Nach all diesen schlechten Erfahrungen wollen die Hamburgerinnen und Hamburger endlich wieder ein öffentliches Unternehmen im Netzbereich, dem sie vertrauen können, so wie sie auch den Hamburger Wasserwerken vertrauen. Denn eines ist doch klar: Die Netze sind eine Infrastruktur der Daseinsvorsorge, ohne die diese Stadt nicht funktionieren kann. Deshalb gehören sie in öffentliche Hand, demokratisch kontrolliert und dem Gemeinwohl verpflichtet, so wie das Trinkwasser auch.
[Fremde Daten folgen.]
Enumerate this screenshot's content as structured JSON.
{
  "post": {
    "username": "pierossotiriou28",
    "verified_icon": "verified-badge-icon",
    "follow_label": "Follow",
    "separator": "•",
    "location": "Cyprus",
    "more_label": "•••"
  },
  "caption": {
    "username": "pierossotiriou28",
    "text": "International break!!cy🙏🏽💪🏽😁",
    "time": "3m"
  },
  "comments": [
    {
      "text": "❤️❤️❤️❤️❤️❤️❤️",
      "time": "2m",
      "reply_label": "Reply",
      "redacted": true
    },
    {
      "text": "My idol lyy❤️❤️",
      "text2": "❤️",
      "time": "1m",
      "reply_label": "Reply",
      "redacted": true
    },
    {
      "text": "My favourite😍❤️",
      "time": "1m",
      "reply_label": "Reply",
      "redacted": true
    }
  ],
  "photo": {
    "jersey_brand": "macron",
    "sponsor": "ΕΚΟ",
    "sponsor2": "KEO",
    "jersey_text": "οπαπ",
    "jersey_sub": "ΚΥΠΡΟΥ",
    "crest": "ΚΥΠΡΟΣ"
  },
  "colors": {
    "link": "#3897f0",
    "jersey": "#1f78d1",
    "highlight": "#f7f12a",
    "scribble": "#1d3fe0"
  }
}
(Beifall bei den GRÜNEN und der LINKEN)

Es geht bei diesem Volksentscheid aber auch um noch Weiteres. Viele wissen nicht, dass die SPD bei ihrer Beteiligung von 25 Prozent gleichzeitig die endgültige und unumkehrbare Privatisierung der Fernwärme beschlossen hat. Bei der Fernwärme handelt es sich um ein unreguliertes Monopol,

(Birgit Stöver)

(Dr. Andreas Dressel SPD: Das stimmt nicht! Das ist einfach schlichtweg falsch!)

bei dem der Netzbetreiber jeden Preis nehmen kann, den er möchte, und enorme Gewinne einstreicht. Im Jahr 2009 hat Vattenfall in Hamburg bei einem Umsatzerlös von 417 Millionen Euro 120 Millionen Euro Gewinn mit der Fernwärme gemacht. Das ist eine Umsatzrendite von 34 Prozent, und an diesem Gewinn ist die SPD aufgrund ihrer Beteiligung auch beteiligt. Sie hat von Vattenfall eine Mindestdividende im Fernwärmebereich von sage und schreibe 4,5 Prozent bekommen. Vattenfall verdient 34 Prozent in dem Bereich, und die Stadt lässt sich mit 4,5 Prozent abspeisen. Das ist genau die Art von Privatisierung, die die Bürgerinnen und Bürger dieser Stadt nicht mehr wollen. Sie wollen einfach nicht hinnehmen, dass Privatisierungen stattfinden, bei denen der große Kuchen an die Privatwirtschaft geht und die Bürgerinnen und Bürger mit Brotkrumen abgespeist werden.

(Beifall bei den GRÜNEN und der LINKEN)

Deshalb brauchen wir in diesem Bereich auch wieder ein öffentliches Unternehmen, das dem Gemeinwohl und den Verbraucherinnen und Verbrauchern verpflichtet ist und nicht mehr der Konzernrendite. Nur so wird die Energiewende von unten gelingen: mit erneuerbaren Energien und Netzen in Bürgerinnen- und Bürgerhand. An all dem hat Vattenfall kein Interesse, und deshalb gehen sie mit aller Macht dagegen an.